THE first service of Nine Lessons and Carols took place in Truro Cathedral on Christmas Eve, 1880. It was designed by the Succentor, and introduced by the Bishop, Edward White Benson, the intention being to keep men out of the pub on Christmas Eve. Eric Milner-White, the Dean of King’s College, Cambridge, wrote the familiar bidding prayer, which we now hear at 3 p.m. on Christmas Eve: “Therefore let us read and mark in Holy Scripture the tale of the loving purposes of God. . .” The prayer reflects both the Prayer Book collect on scripture for the Second Sunday of Advent and Article VI, which asserts that “Holy Scripture containeth all things necessary to salvation.”
Scripture is “a tale”, a story. The traditional nine lessons run from Genesis to the Johannine Prologue, giving the impression that scripture is, in essence, a single narrative. It is possible to move seamlessly from book to book, as the story of the loving purposes of God is traced “from the first days of our disobedience unto the glorious redemption brought us by this Holy Child”.

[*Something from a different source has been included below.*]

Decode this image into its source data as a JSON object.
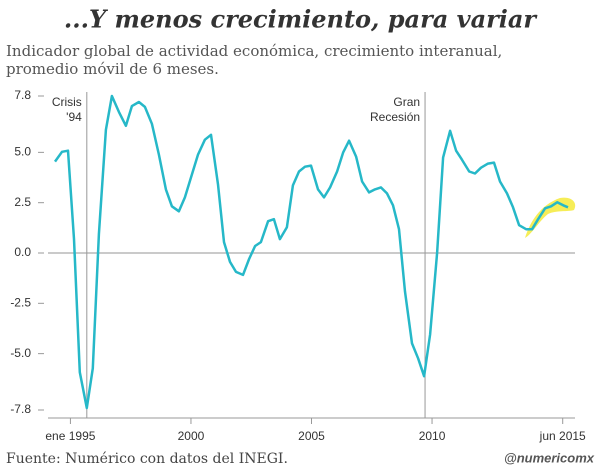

I was reminded of this way of looking at scripture when I attended a New Wine service in the autumn (not my sort of thing at all, in normal circumstances). But I was very struck by the talk. The guest speaker paced up and down with a Bible in hand. His theme was the near-sacrifice of Isaac by his father Abraham. But he was not limited to the text with which he began. As he turned this way and that, dropping in a joke when he thought our attention was lagging, he ranged widely over scripture, calling to mind, and from memory, verses from Ephesians and Hebrews to illustrate his points. He found the doctrine of the Trinity in the sparing of Isaac, and a foretaste of redemption in the marriage of Isaac and Rebekah.
It was, to me, a most extraordinary performance, completely different from the careful little moral exhortations that I usually hear preached. To my surprise, I found myself thinking of the sermons of Augustine of Hippo. Augustine treated scripture essentially as one story, and flipped unselfconsciously from book to book, text to text. He had confidence, as the New Wine preacher did, in the scriptural narrative as a whole. He knew that it told the story of the loving purposes of God.
This is not so much a question of the authority of scripture as of its authenticity. Scripture, heard in this way, speaks to the heart and the imagination — which is, perhaps, why services of lessons and carols remain so popular. And it is why those of us who preach regularly need to remember that our opinions about the state of the world are less appealing than the great story that we were once commissioned to preach.